Zuvor hatte der israelische Regierungschef die Spitzenvertreter der Jüdischen Gemeinde Frankreichs getroffen. „Wenn die Welt sich jetzt nicht gegen den Terrorismus zusammenschließt, werden die Terroranschläge eine Stärke erreichen, die wir uns kaum vorstellen können“, warnte er. Deshalb hoffe er, dass Europa jetzt handeln werde. „Israel unterstützt Europa im Kampf gegen den Terror. Und die Zeit ist gekommen, dass Europa Israel im gleichen Kampf unterstützen sollte“, fügte er hinzu.

Die Terrorakte verunsichern auch die in Berlin lebenden Juden, teilten Repräsentanten der Jüdischen Gemeinde mit. Es würden Ängste geäußert, viele Gemeindemitglieder spielten mit dem Gedanken, die Stadt zu verlassen. Repräsentanten der Jüdischen Gemeinde appellierten deshalb an die Gemeindemitglieder, keine übereilten Entscheidungen zu treffen. „Allein in den letzten Tagen habe ich fast 50 Gespräche mit Gemeindemitgliedern geführt und meine Kollegen ebenso“, betont Micha Guttmann, einer der Verfasser des Appells. „Ich verstehe die Ängste und will die Fakten auch nicht verharmlosen.“ Aber die in den vergangenen Jahren so positive Entwicklung jüdischen Lebens in Berlin dürfe nicht durch Verbrechen fanatischer Terroristen zerstört werden. „Wir appellieren daher an alle Berlinerinnen und Berliner, in dieser dramatischen Situation nicht nur verbal Solidarität zu zeigen, sondern auch aktiv im täglichen Leben. Wenn Juden in Berlin nach den Ereignissen in Paris Angst haben, ist dies bereits ein Angriff auf die demokratischen Werte und Überzeugungen der Gesellschaft. Diesem Angriff muss frühzeitig und überzeugend begegnet werden“, so Micha Guttmann.

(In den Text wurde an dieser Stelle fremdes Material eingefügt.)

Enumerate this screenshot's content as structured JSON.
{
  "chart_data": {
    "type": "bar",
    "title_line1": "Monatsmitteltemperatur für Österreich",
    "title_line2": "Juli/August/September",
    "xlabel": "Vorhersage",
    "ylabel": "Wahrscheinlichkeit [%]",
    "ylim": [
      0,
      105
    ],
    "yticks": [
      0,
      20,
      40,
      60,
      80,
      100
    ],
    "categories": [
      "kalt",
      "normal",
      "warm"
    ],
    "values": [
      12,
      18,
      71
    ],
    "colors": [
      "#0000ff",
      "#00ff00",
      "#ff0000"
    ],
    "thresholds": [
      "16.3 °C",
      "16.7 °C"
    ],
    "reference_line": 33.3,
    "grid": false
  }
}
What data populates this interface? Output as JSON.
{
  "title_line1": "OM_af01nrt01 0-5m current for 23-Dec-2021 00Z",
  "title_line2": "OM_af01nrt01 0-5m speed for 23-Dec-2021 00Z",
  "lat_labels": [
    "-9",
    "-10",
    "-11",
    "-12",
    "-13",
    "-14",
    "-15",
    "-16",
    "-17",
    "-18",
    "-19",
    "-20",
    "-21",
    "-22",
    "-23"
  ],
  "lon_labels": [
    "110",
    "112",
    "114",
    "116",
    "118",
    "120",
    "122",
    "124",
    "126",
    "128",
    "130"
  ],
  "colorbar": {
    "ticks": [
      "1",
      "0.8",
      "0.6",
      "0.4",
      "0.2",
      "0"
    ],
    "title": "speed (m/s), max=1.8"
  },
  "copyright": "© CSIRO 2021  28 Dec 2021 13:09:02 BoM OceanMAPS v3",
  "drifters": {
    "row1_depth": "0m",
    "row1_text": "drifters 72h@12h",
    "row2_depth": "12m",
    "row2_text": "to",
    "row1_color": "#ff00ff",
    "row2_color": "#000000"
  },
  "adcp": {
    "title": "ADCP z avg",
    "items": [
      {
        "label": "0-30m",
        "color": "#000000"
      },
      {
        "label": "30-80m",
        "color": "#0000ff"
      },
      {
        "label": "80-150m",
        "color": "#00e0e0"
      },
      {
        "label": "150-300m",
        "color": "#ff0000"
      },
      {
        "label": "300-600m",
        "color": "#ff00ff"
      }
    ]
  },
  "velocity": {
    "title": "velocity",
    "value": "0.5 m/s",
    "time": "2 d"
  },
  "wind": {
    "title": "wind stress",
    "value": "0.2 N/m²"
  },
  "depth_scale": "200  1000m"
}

In Israel wurden am Montag die Vorbereitungen für die Beerdigung der vier jüdischen Opfer der Anschläge in Paris abgeschlossen. Begleitet von den Angehörigen sollten die vier Leichname Dienstagfrüh mit einem El Al-Flugzeug in Israel eintreffen. Das Begräbnis von Joav Hattab, Philippe Braham, Johan Cohen und François-Michel Saada soll am gleichen Tag auf dem Friedhof Har Hamenuchot (Berg der Ruhenden) stattfinden.